In hindsight, those events were a slackening of bonds of identity that went back to the foundation of the State, albeit within the confines of a long-established, apparently stable system.
By the mid-1990s, Fianna Fáil had been in coalition with the PDs and with Labour. Fine Gael had been in coalition with Democratic Left. Sinn Féin was in a peace process. And in an augury that was not understood at the time, Joe Higgins was elected to the Dáil in 1997.
By the end of the 20th century, regardless of what they said they were for, you could no longer be sure what they were really against. In an Irish context, not being able to define politicians by what they were against was truly disconcerting. We are a country that, aside from a few well-written novels, passed effortlessly into the post-modern without really engaging any of the ideological norms of the 20th century.

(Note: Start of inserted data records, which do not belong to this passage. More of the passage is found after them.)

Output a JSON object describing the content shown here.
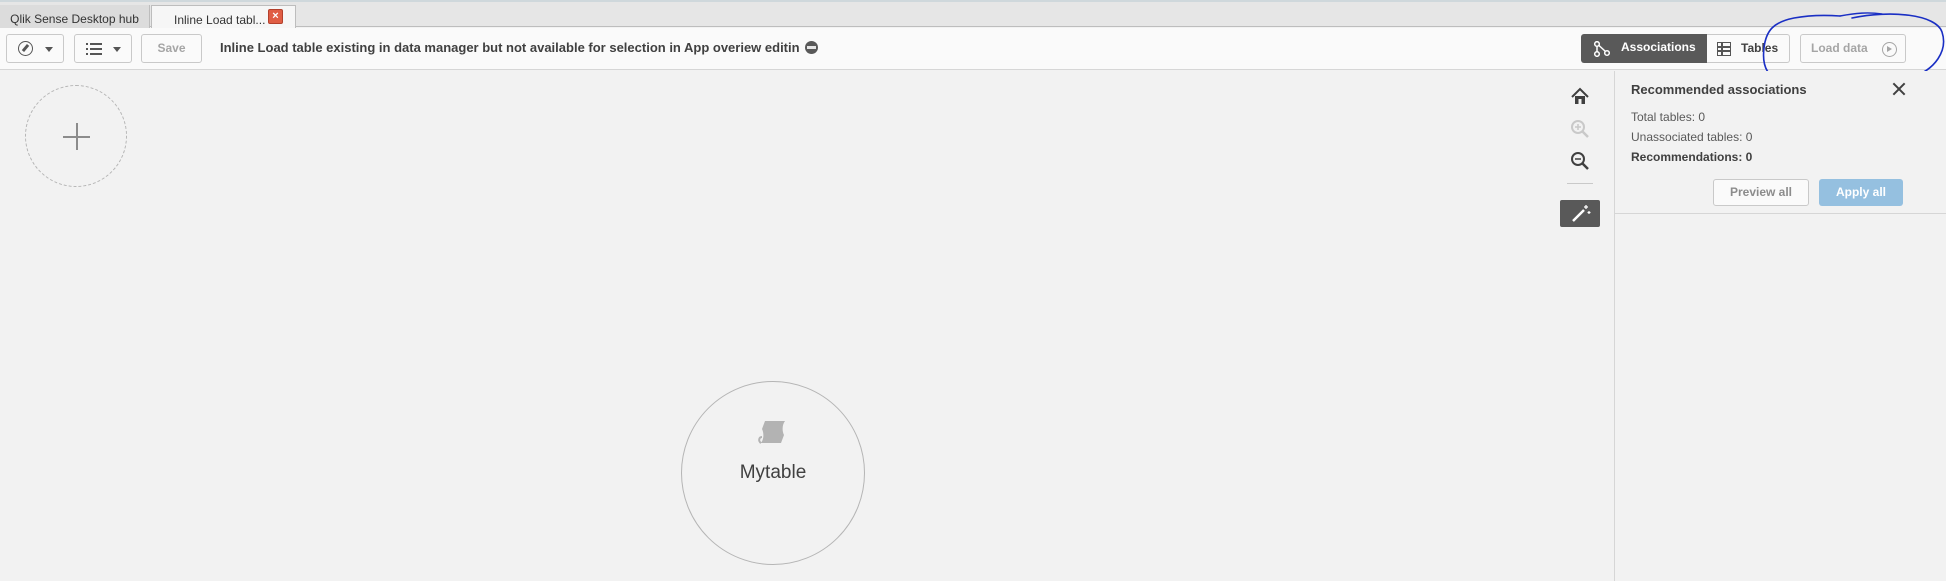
{
  "tabs": [
    {
      "label": "Qlik Sense Desktop hub"
    },
    {
      "label": "Inline Load tabl..."
    }
  ],
  "toolbar": {
    "save_label": "Save",
    "app_title": "Inline Load table existing in data manager but not available for selection in App overiew editin",
    "associations_label": "Associations",
    "tables_label": "Tables",
    "load_data_label": "Load data"
  },
  "canvas": {
    "table_name": "Mytable"
  },
  "panel": {
    "title": "Recommended associations",
    "total_tables": "Total tables: 0",
    "unassociated_tables": "Unassociated tables: 0",
    "recommendations": "Recommendations: 0",
    "preview_all_label": "Preview all",
    "apply_all_label": "Apply all"
  },
  "colors": {
    "accent_active": "#595959",
    "apply_button": "#95c0e0",
    "tab_close": "#e05d44",
    "annotation_ink": "#1a2fc4"
  }
}
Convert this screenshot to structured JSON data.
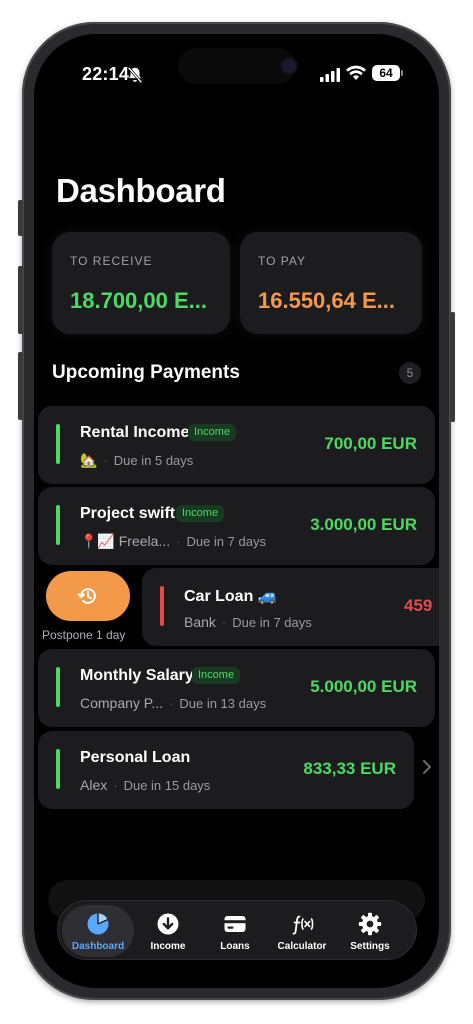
{
  "status": {
    "time": "22:14",
    "battery": "64"
  },
  "page": {
    "title": "Dashboard"
  },
  "summary": {
    "receive": {
      "label": "TO RECEIVE",
      "amount": "18.700,00 E...",
      "color": "#4cd964"
    },
    "pay": {
      "label": "TO PAY",
      "amount": "16.550,64 E...",
      "color": "#f2994a"
    }
  },
  "upcoming": {
    "title": "Upcoming Payments",
    "count": "5",
    "items": [
      {
        "title": "Rental Income",
        "badge": "Income",
        "who": "🏡",
        "due": "Due in 5 days",
        "amount": "700,00 EUR"
      },
      {
        "title": "Project swift",
        "badge": "Income",
        "who": "📍📈 Freela...",
        "due": "Due in 7 days",
        "amount": "3.000,00 EUR"
      },
      {
        "title": "Car Loan 🚙",
        "who": "Bank",
        "due": "Due in 7 days",
        "amount": "459"
      },
      {
        "title": "Monthly Salary",
        "badge": "Income",
        "who": "Company P...",
        "due": "Due in 13 days",
        "amount": "5.000,00 EUR"
      },
      {
        "title": "Personal Loan",
        "who": "Alex",
        "due": "Due in 15 days",
        "amount": "833,33 EUR"
      }
    ],
    "postpone_label": "Postpone 1 day"
  },
  "tabs": [
    {
      "label": "Dashboard",
      "icon": "pie-chart-icon",
      "active": true
    },
    {
      "label": "Income",
      "icon": "arrow-down-circle-icon"
    },
    {
      "label": "Loans",
      "icon": "credit-card-icon"
    },
    {
      "label": "Calculator",
      "icon": "function-icon"
    },
    {
      "label": "Settings",
      "icon": "gear-icon"
    }
  ],
  "colors": {
    "income": "#4cd964",
    "expense": "#e5484d",
    "accent": "#5aa7ff",
    "postpone": "#f2994a"
  }
}
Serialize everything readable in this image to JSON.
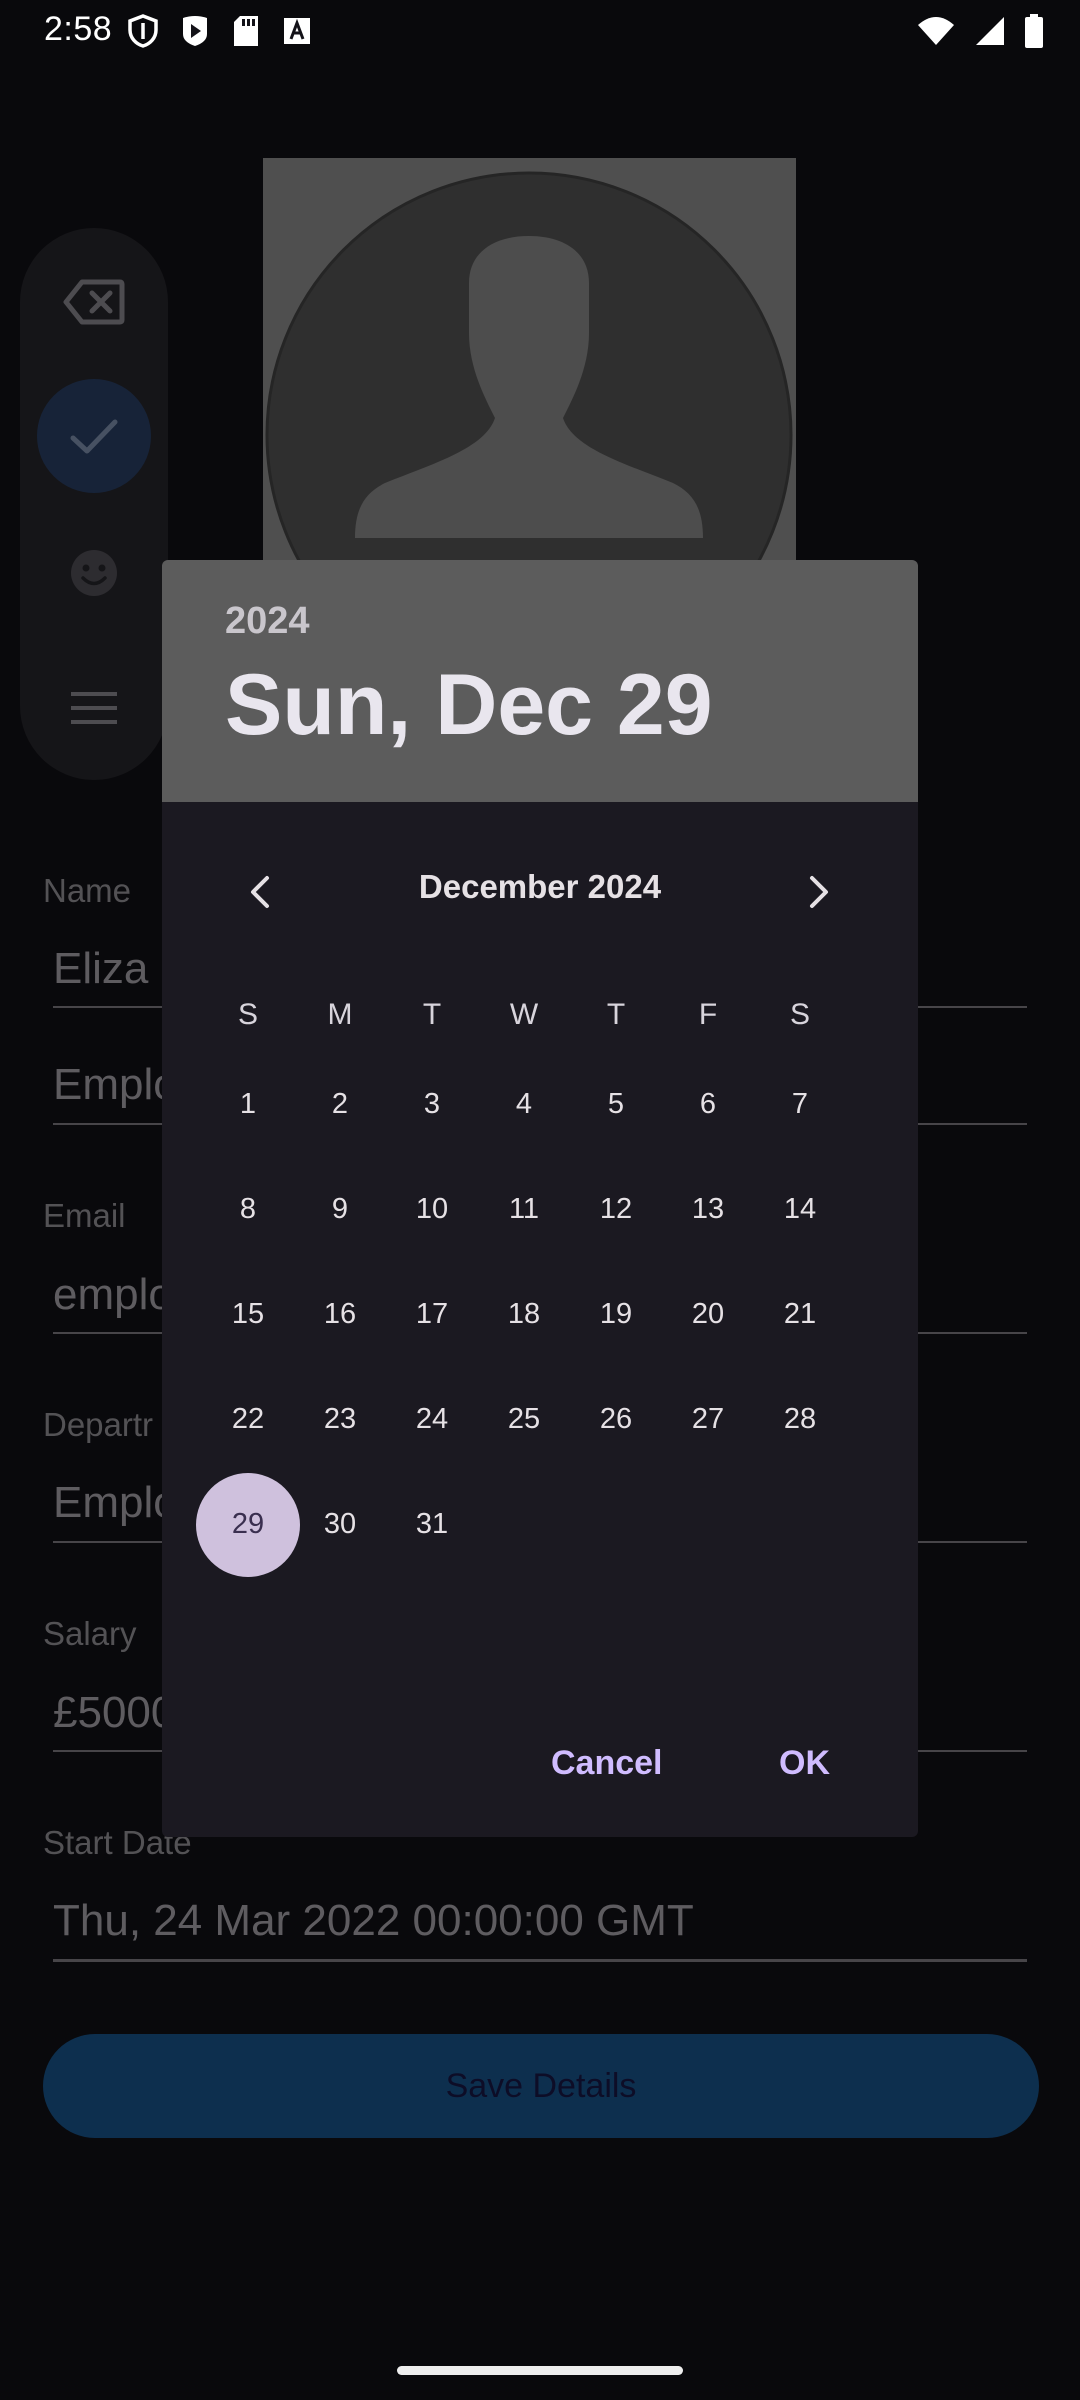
{
  "status_bar": {
    "time": "2:58",
    "left_icons": [
      "shield-icon",
      "play-store-icon",
      "sd-card-icon",
      "font-icon"
    ],
    "right_icons": [
      "wifi-icon",
      "signal-icon",
      "battery-icon"
    ]
  },
  "background_form": {
    "rail_icons": [
      "backspace-icon",
      "check-icon",
      "emoji-icon",
      "menu-icon"
    ],
    "fields": [
      {
        "label": "Name",
        "value": "Eliza"
      },
      {
        "label": "",
        "value": "Emplo"
      },
      {
        "label": "Email",
        "value": "emplo"
      },
      {
        "label": "Departr",
        "value": "Emplo"
      },
      {
        "label": "Salary",
        "value": "£5000"
      },
      {
        "label": "Start Date",
        "value": "Thu, 24 Mar 2022 00:00:00 GMT"
      }
    ],
    "save_button": "Save Details"
  },
  "date_picker": {
    "year": "2024",
    "selected_date": "Sun, Dec 29",
    "month_label": "December 2024",
    "weekdays": [
      "S",
      "M",
      "T",
      "W",
      "T",
      "F",
      "S"
    ],
    "weeks": [
      [
        "1",
        "2",
        "3",
        "4",
        "5",
        "6",
        "7"
      ],
      [
        "8",
        "9",
        "10",
        "11",
        "12",
        "13",
        "14"
      ],
      [
        "15",
        "16",
        "17",
        "18",
        "19",
        "20",
        "21"
      ],
      [
        "22",
        "23",
        "24",
        "25",
        "26",
        "27",
        "28"
      ],
      [
        "29",
        "30",
        "31",
        "",
        "",
        "",
        ""
      ]
    ],
    "selected_day": "29",
    "cancel_label": "Cancel",
    "ok_label": "OK"
  },
  "colors": {
    "accent": "#d0bcff",
    "selected_day_bg": "#cfc1dd",
    "header_bg": "#5c5c5c",
    "dialog_bg": "#1b1921",
    "save_button_bg": "#1a5f9c"
  }
}
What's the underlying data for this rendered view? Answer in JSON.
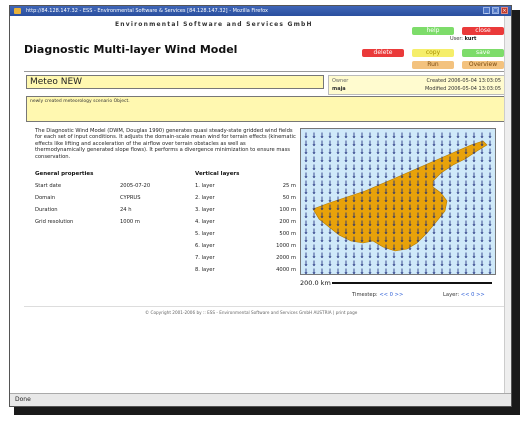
{
  "browser": {
    "title": "http://84.128.147.32 - ESS - Environmental Software & Services [84.128.147.32] - Mozilla Firefox",
    "status": "Done"
  },
  "header": {
    "company": "Environmental Software and Services GmbH",
    "app_title": "Diagnostic Multi-layer Wind Model",
    "user_label": "User:",
    "user_value": "kurt"
  },
  "buttons": {
    "help": "help",
    "close": "close",
    "delete": "delete",
    "copy": "copy",
    "save": "save",
    "run": "Run",
    "overview": "Overview"
  },
  "scenario": {
    "name": "Meteo NEW",
    "owner_label": "Owner",
    "owner": "maja",
    "created": "Created 2006-05-04 13:03:05",
    "modified": "Modified 2006-05-04 13:03:05",
    "description": "newly created meteorology scenario Object."
  },
  "intro": "The Diagnostic Wind Model (DWM, Douglas 1990) generates quasi steady-state gridded wind fields for each set of input conditions. It adjusts the domain-scale mean wind for terrain effects (kinematic effects like lifting and acceleration of the airflow over terrain obstacles as well as thermodynamically generated slope flows). It performs a divergence minimization to ensure mass conservation.",
  "general": {
    "heading": "General properties",
    "rows": [
      {
        "label": "Start date",
        "value": "2005-07-20"
      },
      {
        "label": "Domain",
        "value": "CYPRUS"
      },
      {
        "label": "Duration",
        "value": "24 h"
      },
      {
        "label": "Grid resolution",
        "value": "1000 m"
      }
    ]
  },
  "layers": {
    "heading": "Vertical layers",
    "rows": [
      {
        "label": "1. layer",
        "value": "25 m"
      },
      {
        "label": "2. layer",
        "value": "50 m"
      },
      {
        "label": "3. layer",
        "value": "100 m"
      },
      {
        "label": "4. layer",
        "value": "200 m"
      },
      {
        "label": "5. layer",
        "value": "500 m"
      },
      {
        "label": "6. layer",
        "value": "1000 m"
      },
      {
        "label": "7. layer",
        "value": "2000 m"
      },
      {
        "label": "8. layer",
        "value": "4000 m"
      }
    ]
  },
  "map": {
    "scale_label": "200.0 km",
    "timestep_label": "Timestep:",
    "timestep_value": "<< 0 >>",
    "layer_label": "Layer:",
    "layer_value": "<< 0 >>",
    "sea_color": "#cfe9f9",
    "land_color": "#e8a20a"
  },
  "footer": "© Copyright 2001-2006 by :: ESS - Environmental Software and Services GmbH AUSTRIA | print page"
}
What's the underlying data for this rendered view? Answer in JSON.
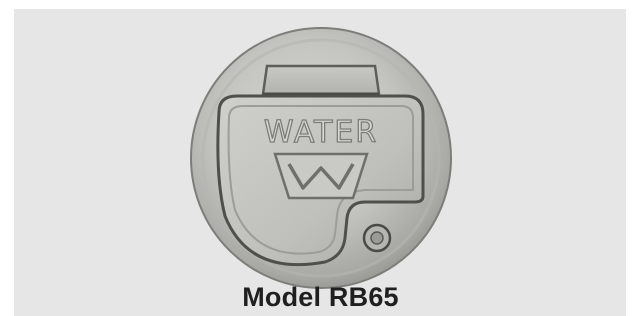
{
  "product": {
    "cover_lettering": "WATER",
    "cover_emblem": "W",
    "caption": "Model RB65"
  }
}
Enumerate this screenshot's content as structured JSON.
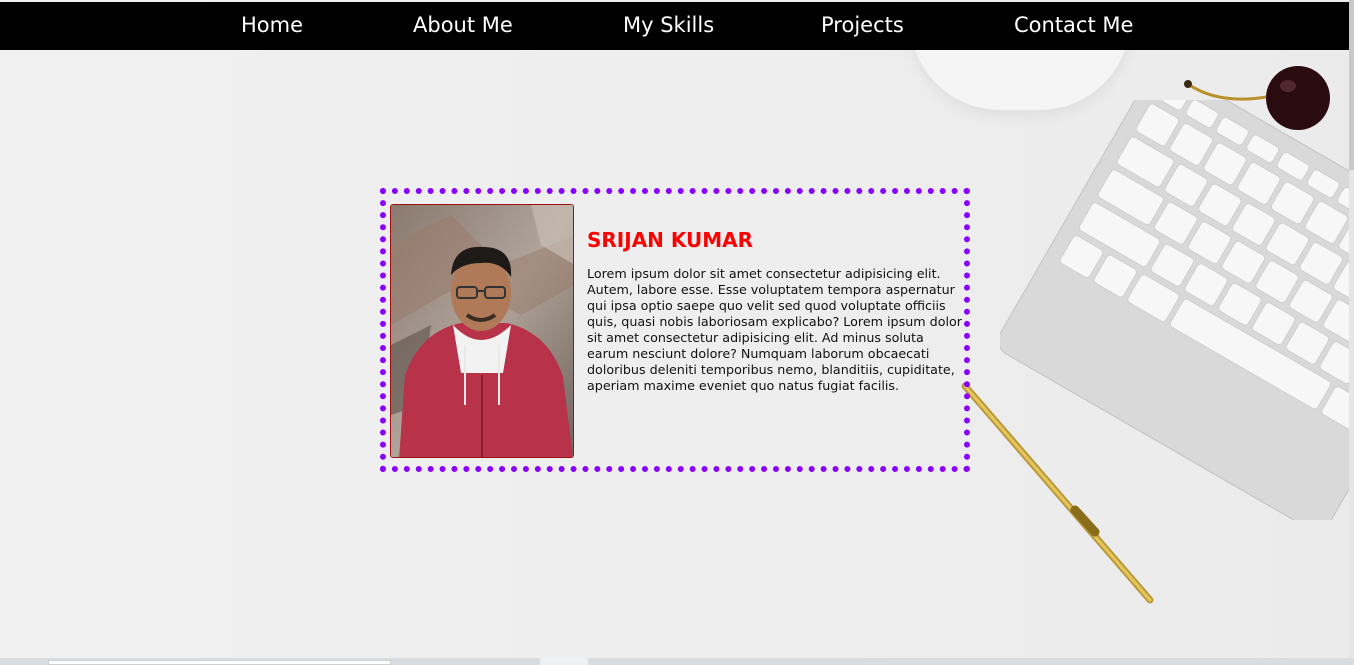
{
  "nav": {
    "items": [
      {
        "label": "Home"
      },
      {
        "label": "About Me"
      },
      {
        "label": "My Skills"
      },
      {
        "label": "Projects"
      },
      {
        "label": "Contact Me"
      }
    ]
  },
  "profile": {
    "name": "SRIJAN KUMAR",
    "bio": "Lorem ipsum dolor sit amet consectetur adipisicing elit. Autem, labore esse. Esse voluptatem tempora aspernatur qui ipsa optio saepe quo velit sed quod voluptate officiis quis, quasi nobis laboriosam explicabo? Lorem ipsum dolor sit amet consectetur adipisicing elit. Ad minus soluta earum nesciunt dolore? Numquam laborum obcaecati doloribus deleniti temporibus nemo, blanditiis, cupiditate, aperiam maxime eveniet quo natus fugiat facilis."
  },
  "colors": {
    "nav_bg": "#000000",
    "nav_text": "#ffffff",
    "card_border": "#8a00ff",
    "name": "#ff0000"
  },
  "icons": {
    "profile_photo": "profile-photo",
    "background": "keyboard-pen-cherry-desk"
  }
}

Fragmentation of political support since means election results are likely to be the opening act, not the final curtain, in government formation. I was amused to see eminent political scientists opine, last week, that an Irish Taoiseach enjoys far more power than many of his European counterparts. There might be impressive levers available for a Taoiseach to pull on, but most are so infirmly fixed that they are as likely to come away in his hand as achieve results.
Power is most potent when implied. The ultimate influence of a Taoiseach, within government, is the presentiment of what he might do if crossed, or what you need to do to please. The capacity of a Taoiseach to command is limited.
Firstly, there is a limited capacity to range over more than a few priorities at a time. Secondly, after the demise of social partnership and the Economic Management Council, effective mechanisms are limited. There has been a rebalancing of power back towards the economic departments of finance and public expenditure and reform.
That will be accentuated if they are reunited today, under one minister. For other reasons, I think that would be a mistake, not least for a Taoiseach directing his own agenda. But let’s wait and see.
Leo Varadkar could be Taoiseach for a single Irish summer and then call an election. On the back of a budget, or on the basis that the budget the country needs can’t be passed, he could call one in September.
I don’t play video games, but that would be playing politics as if it were one. It’s all possible within imaginary confines. But it wouldn’t work in the real world. After he appoints his government today, our Taoiseach has only one real power remaining. He has only one way to discharge it and that’s the hard way.
He must go on. He must risk events, and prove his capacity to handle them. Then, at the end, he must convince of his own credibility, and persuade sufficiently of his cause. Even then, to win more seats and win the argument may not be enough.
To put even a set-back Fianna Fáil beyond reach of power requires a significant victory for Fine Gael, not a slight margin. If there is no election in the autumn, the key moving part is Sinn Féin. Change there potentially changes the game for real.